Tony Parsons, writing in GQ magazine, stated that Stewart Lee represented “the rancid tip of a cesspit” for his use of the c-word in connection with women. But as Lee pedantically and gleefully points out, cess doesn’t have a tip. It’s flat. Then, in an attempt to expose Parsons’ hypocrisy, he reads out another quotation from the same author about bananas. Parsons states that he likes the flesh of his bananas to be firm… just like he does his women. What’s more, he certainly doesn’t like them bruised or damaged. Oh, dear, the words pot, kettle and black come immediately to mind.
Next up is Lee’s nan, whose voice is rendered in her characteristic Brummie accent. At the chiropodist’s, she’s offered some broth by a member of staff. However, she’s told that the hot broth can’t be served at any of the workstations, only in the waiting area. In the words of his nan, “It’s political correctness gone mad, Stew!” Lee, however, demurs, and suggests it might have something to do with the Health and Safety at Work Act.
His nan, though, is unimpressed. She belongs to a demographic that would have used an electric fire in the bathroom had they so wished. In fact, they’d have put it in the bath to keep warm, suggests Lee. As a final contribution, his nan exclaims, “They’ve banned Christmas, Stew!” In Lee’s version of this triumph of the woke brigade, visitors to the Pallasades shopping centre in Birmingham are no longer regaled with Christmas carols playing over the tannoy, but instead are subjected to the phrase “Hail Satan!” repeated over and over and enjoined to “piss in the eyes of the infant Christ!”
At last, we reach the Sharknado reprise where Alan Bennett makes a welcome reappearance, for it seems that he has written a new play in which Sharknado is relocated to Dewsbury and Leeds! As he reaches the conclusion of his narration, Lee berates an unfortunate member of the audience for leaving moments before the climax.
The show then draws to a close with a story about Lee being bitten by a false widow spider, only to meet a man with a false leg at the doctor’s surgery who has also been bitten by a false widow. He’s about to introduce the wife of the man with the false leg when the anecdote peters out.
He then follows this up with three Boris Johnson jokes, which essentially use the same material, musing on the fact that Johnson happens to be the real mayor of London, not a clown mayor, which means that Ken Livingston is not the real mayor, locked away in a shipping container.
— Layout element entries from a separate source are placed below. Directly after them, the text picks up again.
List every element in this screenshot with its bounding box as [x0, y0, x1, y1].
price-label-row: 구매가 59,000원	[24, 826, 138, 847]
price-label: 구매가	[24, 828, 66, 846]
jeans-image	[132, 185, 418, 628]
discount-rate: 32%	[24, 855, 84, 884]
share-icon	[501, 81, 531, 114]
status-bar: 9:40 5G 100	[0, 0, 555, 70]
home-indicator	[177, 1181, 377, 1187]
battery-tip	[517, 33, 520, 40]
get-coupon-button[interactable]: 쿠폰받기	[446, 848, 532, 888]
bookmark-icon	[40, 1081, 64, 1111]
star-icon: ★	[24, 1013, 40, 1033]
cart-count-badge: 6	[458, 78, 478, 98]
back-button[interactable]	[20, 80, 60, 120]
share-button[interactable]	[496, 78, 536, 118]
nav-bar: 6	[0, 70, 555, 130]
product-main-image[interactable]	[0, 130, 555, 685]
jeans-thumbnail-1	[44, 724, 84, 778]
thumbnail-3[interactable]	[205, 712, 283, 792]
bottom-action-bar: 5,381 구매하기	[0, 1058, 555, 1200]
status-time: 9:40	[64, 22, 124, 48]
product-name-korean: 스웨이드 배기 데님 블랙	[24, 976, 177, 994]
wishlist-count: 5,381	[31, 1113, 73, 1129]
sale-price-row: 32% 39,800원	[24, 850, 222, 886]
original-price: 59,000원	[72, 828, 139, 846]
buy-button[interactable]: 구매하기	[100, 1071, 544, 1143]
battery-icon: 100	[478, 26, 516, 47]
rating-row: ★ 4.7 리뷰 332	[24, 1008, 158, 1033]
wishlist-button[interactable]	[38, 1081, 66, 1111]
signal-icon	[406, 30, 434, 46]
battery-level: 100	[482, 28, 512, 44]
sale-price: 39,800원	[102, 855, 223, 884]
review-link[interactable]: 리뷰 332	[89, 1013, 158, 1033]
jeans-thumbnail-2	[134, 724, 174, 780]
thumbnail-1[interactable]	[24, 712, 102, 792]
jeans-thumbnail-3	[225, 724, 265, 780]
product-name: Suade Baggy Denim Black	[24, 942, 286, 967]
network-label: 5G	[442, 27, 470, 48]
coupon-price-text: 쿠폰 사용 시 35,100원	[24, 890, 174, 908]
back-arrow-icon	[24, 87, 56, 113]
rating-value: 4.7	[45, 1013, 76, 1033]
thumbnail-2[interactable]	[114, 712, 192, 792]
Move forward a few years and he uses exactly the same language when Johnson is appointed Foreign Secretary and then later becomes Prime Minister. As a final flourish, fake snow falls while Lee plays acoustic guitar and sings a song about being a snowflake, in other words an individual with a sensitive nature.
All in all, the Darlington show was a thoroughly entertaining evening for those who like that sort of comedy. I understand you can catch a version of Snowflake Tornado, filmed in York, on the BBC sometime in the autumn of this year.